Our society and our communities are changing. It wasn’t very long ago that people grew up in one community and then stayed in that community their entire lives. They worked there, they built a family there, they died there. They were frequently buried in a cemetery where their relatives from previous generations had been laid to rest. The cemetery was a central part of the village. It was a place for long-time residents could maintain a sort of residence. The living relatives of the deceased would visit the cemetery, tend the graves, plant flowers and remember the departed.

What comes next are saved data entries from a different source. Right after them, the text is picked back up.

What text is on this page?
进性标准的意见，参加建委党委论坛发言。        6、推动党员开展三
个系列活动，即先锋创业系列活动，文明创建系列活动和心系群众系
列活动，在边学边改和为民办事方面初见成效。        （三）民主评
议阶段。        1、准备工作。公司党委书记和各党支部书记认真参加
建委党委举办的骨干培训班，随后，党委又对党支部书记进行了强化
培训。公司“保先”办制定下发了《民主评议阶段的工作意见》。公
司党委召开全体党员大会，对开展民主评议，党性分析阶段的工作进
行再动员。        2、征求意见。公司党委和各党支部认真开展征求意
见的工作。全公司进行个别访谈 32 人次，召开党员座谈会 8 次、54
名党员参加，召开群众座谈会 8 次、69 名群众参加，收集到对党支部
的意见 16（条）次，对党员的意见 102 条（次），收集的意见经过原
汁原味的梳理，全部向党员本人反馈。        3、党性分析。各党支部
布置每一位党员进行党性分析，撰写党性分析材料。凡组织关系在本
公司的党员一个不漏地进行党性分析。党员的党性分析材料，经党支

This is largely no longer the case. In our fast-paced era people are very mobile, often leaving the community they grew up in to go to college, or take a job and never returning to settle. For many of us, the very idea of community has changed. Certainly, the idea of going to a cemetery to look at headstones as a way of remembering our loved ones is fading out.
Remembering the loved and lost is important. It connects us to people that we cared for, and that cared for us. It connects us to our own mortality. If we’re not going to be a society that supports the idea of a central cemetery, what can replace the headstone as the artifact of remembrance? Something needs to fill that void. For some, geography works. I know of a family that scatters the ashes of every cremated family member on the same hill in rural Montana. That hill is their collective headstone. For others, it might be a 3D printed urn. My point is that it doesn’t really matter what the new headstone is, just that we realize that in our ever-increasing mobility we do not leave our dead behind.